Here is a post we wrote about the United States lifting the travel ban on people with HIV:
http://borderjumpers1.blogspot.com/2009/11/only-on-todays-news.html
We might be naïve (and grossly uninformed), but we didn’t realize until we just opened the New York Times website that the United States had a ban on letting HIV-positive people travel or immigrate to the United States. In place for 22 years, the ban was enacted at the height of the AIDS epidemic when fear overruled science. Today, thankfully, some (but by no means all) of the stigma of HIV/AIDS has disappeared.

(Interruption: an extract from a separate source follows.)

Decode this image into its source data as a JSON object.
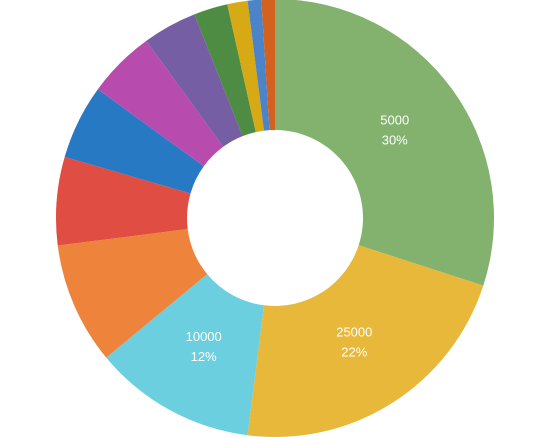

But the fact that the ban was ever in place is disturbing and confusing, especially as we write this from Nairobi, Kenya, a place where over seven percent of the adult population is infected with HIV, the virus that causes AIDS. The local newspapers classified ads advertise singles looking for love, who freely—and without shame—announce their HIV positive status.
We are also encouraged on the ground by the growing widespread availability of free condoms, the AIDS awareness/education campaigns, and growing number of clinics and medical facilities for sex workers. For Danielle, it is a remarkable improvement from her last visit to Kenya, when the media didn’t report as widely about the disease. Still, the crisis continues to be widespread here–and the effects on farming, on the workforce, and on households is alarming.